1.1.1 Sekse-segregatie in het onderwijs

Zoals gezegd is er in het onderwijs sprake van horizontale ongelijkheid, ofwel van segregatie naar sekse. De horizontale verschillen zijn zichtbaar bij de vakkenkeuze in het algemeen voortgezet onderwijs (a.v.o.) en bij de richtingskeuze op alle niveau's in het beroepsonderwijs. Over het algemeen kiezen jongens in het a.v.o. vaker voor exacte vakken en meisjes voor talen. In alle vormen van beroepsonderwijs (hoger, middelbaar, lager) kiezen jongens vaker voor technische sectoren en p-studierichtingen en meisjes voor verzorgende opleidingen en cc- en y-studierichtingen (Dekkers, 1997). Ook internationaal (Verenigde Staten, Westeuropese landen) is deze scheiding naar sekse terug te vinden.
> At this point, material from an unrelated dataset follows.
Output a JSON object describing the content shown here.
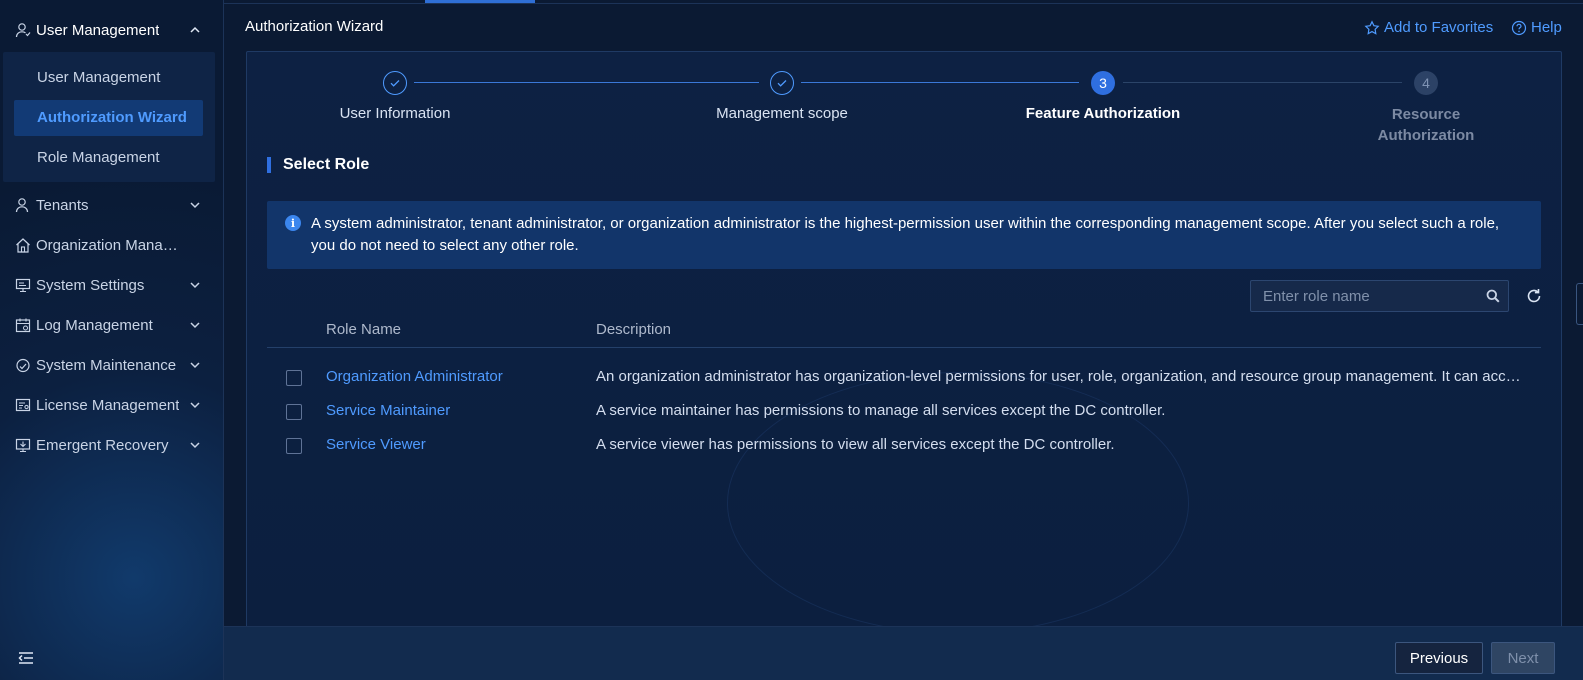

De constatering dat er in het onderwijs sprake is van sekse-segregatie wordt door de overheid en door onderzoekers beschouwd als een probleem. Onderzoek naar de segregatie in richtingskeuze wordt op twee manieren verantwoord (Dekkers, 1997; Niphuis-Nell, 1992). Ten eerste wordt gesteld dat het onderwijs een meritocratische functie hoort te hebben en dus uit alle leerlingen moet halen wat erin zit, gelet op hun eigen verdiensten en potentieel, en niet afhankelijk van hun maatschappelijke achtergrond. De segregatie in richtingen is een beperking van keuzemogelijkheden die waarschijnlijk niet alleen gebaseerd is op (in aanleg) aanwezige talenten. Recht doen aan ieders talenten zou dan (mogelijk) leiden tot een evenwichtiger verdeling van de seksen over de richtingen. Ten tweede wordt gesteld dat bepaalde soorten onderwijs (technische richtingen) betere toegangsmogelijkheden bieden tot deelname aan de arbeidsmarkt dan andere (verzorgende of dienstverlenende richtingen). Sekse-segregatie in onderwijs leidt daarmee tot sekse-segregatie op de arbeidsmarkt, hetgeen vooral nadelig is voor vrouwen. Een aantal nadelen wordt beschreven door Niphuis-Nell (1992). 'De beperkte spreiding van vrouwen over beroepen, functieniveaus en bedrijfstakken betekent dat zij als groep kwetsbaarder zijn dan mannen als het gaat om werkloosheid. Verder is segregatie een van de factoren die via diverse mechanismen leiden tot beloningsverschillen ten nadele van vrouwen. Bij deze mechanismen kan men denken aan een relatief groot aanbod op de arbeidsmarkt

(19)

in de vrouwenberoepen, lage functiewaardering van typische vrouwenfuncties en relatief veel "dead-end jobs" onder vrouwenfuncties' (Niphuis-Nell, 1992:51). Onder andere vanwege de vèr-strekkende gevolgen is sekse-segregatie in het onderwijs dus een onderwerp dat interessant is voor onderzoekers en beleidsmakers. De meeste onderzoekers richten zich daarbij op de keuzes van meisjes; aandacht voor de geringe deelname van jongens aan verzorgende of dienstverlenende richtingen is nauwelijks in het onderzoek terug te vinden.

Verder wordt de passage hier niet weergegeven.